For those of you new to this series, I'd suggest that you start at the beginning and enjoy the reading all the way up to and through this book. You have eighteen books ahead of this one. You could easily read this as a stand-alone, and it wouldn't detract very much from the book; Ms. Haddam, in this book, doesn't require that we know all the prior history for the on-going characters. I find, however, with Gregor and his circle, it adds a certain resonance to know what has gone before.

Conspiracy Theory begins with the almost simultaneous murder of a very wealthy and very important banker, Anthony van Wyck Ross, and the bombing of the Armenian Orthodox Church down the street from Demarkian's home. Gregor is torn between helping the police with the Ross murder and tracking down the person who bombed the church. Then Charlotte Deacon Ross is murdered, in front of her house, just as her family is gathering to bury her husband Tony (see sentence #1 in this paragraph).

Somehow connecting all three of these incidents is a newsletter called The Harridan Report, which connects the van Wyck Ross's to an enormous conspiracy. There is talk of a "New World Order", and "One World Government". The world is, according to various theorists, controlled by only 13 families, called "The Illuminati", made up of the descendants of the Merovingian Dynasty in the Middle Ages. What is more than a little scary is Jane Haddam's informing us that the web-sites mentioned in the book are actual sites, up and running when she was writing this book, and quite probably still up and running, should a reader care to check.

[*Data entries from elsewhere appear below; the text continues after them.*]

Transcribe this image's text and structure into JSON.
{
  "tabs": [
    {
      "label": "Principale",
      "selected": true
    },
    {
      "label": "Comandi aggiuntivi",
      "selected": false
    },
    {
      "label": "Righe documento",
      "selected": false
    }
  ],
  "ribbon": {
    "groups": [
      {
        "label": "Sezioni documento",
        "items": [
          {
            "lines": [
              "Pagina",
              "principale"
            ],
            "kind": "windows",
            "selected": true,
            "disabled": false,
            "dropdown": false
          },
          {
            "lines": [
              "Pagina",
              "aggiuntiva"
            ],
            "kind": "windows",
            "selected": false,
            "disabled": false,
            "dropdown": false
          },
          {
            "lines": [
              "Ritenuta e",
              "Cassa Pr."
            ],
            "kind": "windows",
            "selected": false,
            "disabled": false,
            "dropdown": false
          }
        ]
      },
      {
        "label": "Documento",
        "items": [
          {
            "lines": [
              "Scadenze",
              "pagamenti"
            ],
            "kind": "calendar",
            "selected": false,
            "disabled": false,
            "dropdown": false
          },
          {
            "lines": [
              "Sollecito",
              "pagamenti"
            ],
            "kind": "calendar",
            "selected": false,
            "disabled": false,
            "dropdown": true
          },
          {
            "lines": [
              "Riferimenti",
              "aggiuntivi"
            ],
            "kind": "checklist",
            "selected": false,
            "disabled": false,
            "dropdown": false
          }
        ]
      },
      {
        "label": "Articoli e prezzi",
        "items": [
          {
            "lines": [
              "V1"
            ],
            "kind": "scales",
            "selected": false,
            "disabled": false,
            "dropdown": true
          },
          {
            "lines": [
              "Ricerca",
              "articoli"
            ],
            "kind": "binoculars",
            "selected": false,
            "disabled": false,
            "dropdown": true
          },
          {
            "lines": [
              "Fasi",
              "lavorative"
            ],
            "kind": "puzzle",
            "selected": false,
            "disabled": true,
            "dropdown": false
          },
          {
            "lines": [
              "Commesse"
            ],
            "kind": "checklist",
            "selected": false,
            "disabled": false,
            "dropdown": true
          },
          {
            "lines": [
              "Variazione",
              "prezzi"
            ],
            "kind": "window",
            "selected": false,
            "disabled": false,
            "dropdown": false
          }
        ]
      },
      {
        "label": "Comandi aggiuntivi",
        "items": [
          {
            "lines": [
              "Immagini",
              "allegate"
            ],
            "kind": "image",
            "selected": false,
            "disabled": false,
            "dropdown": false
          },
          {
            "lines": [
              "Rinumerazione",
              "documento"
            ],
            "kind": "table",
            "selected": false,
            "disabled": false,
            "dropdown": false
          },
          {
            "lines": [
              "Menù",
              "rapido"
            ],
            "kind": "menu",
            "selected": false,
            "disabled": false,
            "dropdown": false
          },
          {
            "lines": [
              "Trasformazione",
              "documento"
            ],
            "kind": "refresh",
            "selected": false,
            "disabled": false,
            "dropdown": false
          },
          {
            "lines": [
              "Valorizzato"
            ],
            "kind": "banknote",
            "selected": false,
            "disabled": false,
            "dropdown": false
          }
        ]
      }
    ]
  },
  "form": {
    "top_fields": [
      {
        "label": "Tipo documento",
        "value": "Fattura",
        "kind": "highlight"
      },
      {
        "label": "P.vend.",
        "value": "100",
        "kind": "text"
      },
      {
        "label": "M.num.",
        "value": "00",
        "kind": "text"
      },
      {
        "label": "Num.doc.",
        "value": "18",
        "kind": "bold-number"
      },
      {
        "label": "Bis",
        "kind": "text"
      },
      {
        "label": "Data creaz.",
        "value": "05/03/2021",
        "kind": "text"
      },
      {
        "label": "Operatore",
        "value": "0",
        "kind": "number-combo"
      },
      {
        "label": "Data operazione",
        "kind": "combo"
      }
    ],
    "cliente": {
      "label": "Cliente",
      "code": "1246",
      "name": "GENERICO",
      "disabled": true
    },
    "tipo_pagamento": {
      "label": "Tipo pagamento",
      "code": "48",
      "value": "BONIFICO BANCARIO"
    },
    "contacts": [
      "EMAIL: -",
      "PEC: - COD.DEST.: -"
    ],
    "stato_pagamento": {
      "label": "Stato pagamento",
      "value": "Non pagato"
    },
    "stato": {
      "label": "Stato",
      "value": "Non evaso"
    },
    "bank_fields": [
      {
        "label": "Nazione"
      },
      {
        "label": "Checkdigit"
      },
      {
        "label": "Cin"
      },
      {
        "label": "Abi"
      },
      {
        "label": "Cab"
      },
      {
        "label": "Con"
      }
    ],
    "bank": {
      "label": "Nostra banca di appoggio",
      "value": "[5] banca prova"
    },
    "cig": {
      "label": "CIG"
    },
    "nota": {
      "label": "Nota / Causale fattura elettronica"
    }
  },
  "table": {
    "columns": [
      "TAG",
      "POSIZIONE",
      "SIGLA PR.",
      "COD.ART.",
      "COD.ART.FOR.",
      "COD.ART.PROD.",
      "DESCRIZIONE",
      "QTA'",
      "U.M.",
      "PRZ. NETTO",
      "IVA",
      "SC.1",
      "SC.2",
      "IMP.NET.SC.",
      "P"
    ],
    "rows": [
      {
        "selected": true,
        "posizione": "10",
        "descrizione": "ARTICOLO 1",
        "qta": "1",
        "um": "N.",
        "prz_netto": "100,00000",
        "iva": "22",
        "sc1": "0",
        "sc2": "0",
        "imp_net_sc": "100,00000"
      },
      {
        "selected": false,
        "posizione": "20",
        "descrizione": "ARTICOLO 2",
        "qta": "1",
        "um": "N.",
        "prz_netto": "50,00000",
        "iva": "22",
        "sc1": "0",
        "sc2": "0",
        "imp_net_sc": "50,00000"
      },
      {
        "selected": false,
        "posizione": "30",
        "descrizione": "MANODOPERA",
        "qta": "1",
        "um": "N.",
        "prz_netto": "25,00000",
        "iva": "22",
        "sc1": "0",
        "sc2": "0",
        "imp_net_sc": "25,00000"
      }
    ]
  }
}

Gregor finds himself stuck, stuck in the classical "you can have any two of three choices, but you can't have all three at the same time" quandry. IF this all has to do with conspiracy theory, it makes sense (sort of) for Tony to die and the church to be bombed. IF this has to do just with the Ross family, as one might be led to believe after reading several issues of The Harridan Report, it makes no sense for the church to be bombed. Gregor can't come up with any direct connection between the church and Charlotte Ross, which is even more confusing.

There is quite a bit of information in Conspiracy Theory about the very wealthy, old-money level of society, how they function, think, behave, and how they truly don't live in the same world that the rest of humanity inhabits. There is also a sub-plot involving Tony's sister Anne Ross Wyler and her shelter/home for child prostitutes.

By the end of the book, Ms. Haddam has made all the connections obvious, tied up pretty much all the loose ends, and sent us on our merry way. . . except for the little niggling memory that there really are people who believe these theories. These web-sites are out there, every day, presenting this world-view to anyone who cares to read it. The people who believe these theories are, by and large and for the most part, people like me and you. People who work every day, people who raise children, people who go to the supermarket. They/We aren't all obvious nut-cases, easily picked out of a crowd. And that, along with Ms. Haddam's skill as a writer, is what makes it just that little bit harder to view this particular book as merely entertainment.

I recommend this book. I've always liked this series. Conspiracy Theory does nothing to change that liking, and spurs me to go back to read the ones I've missed.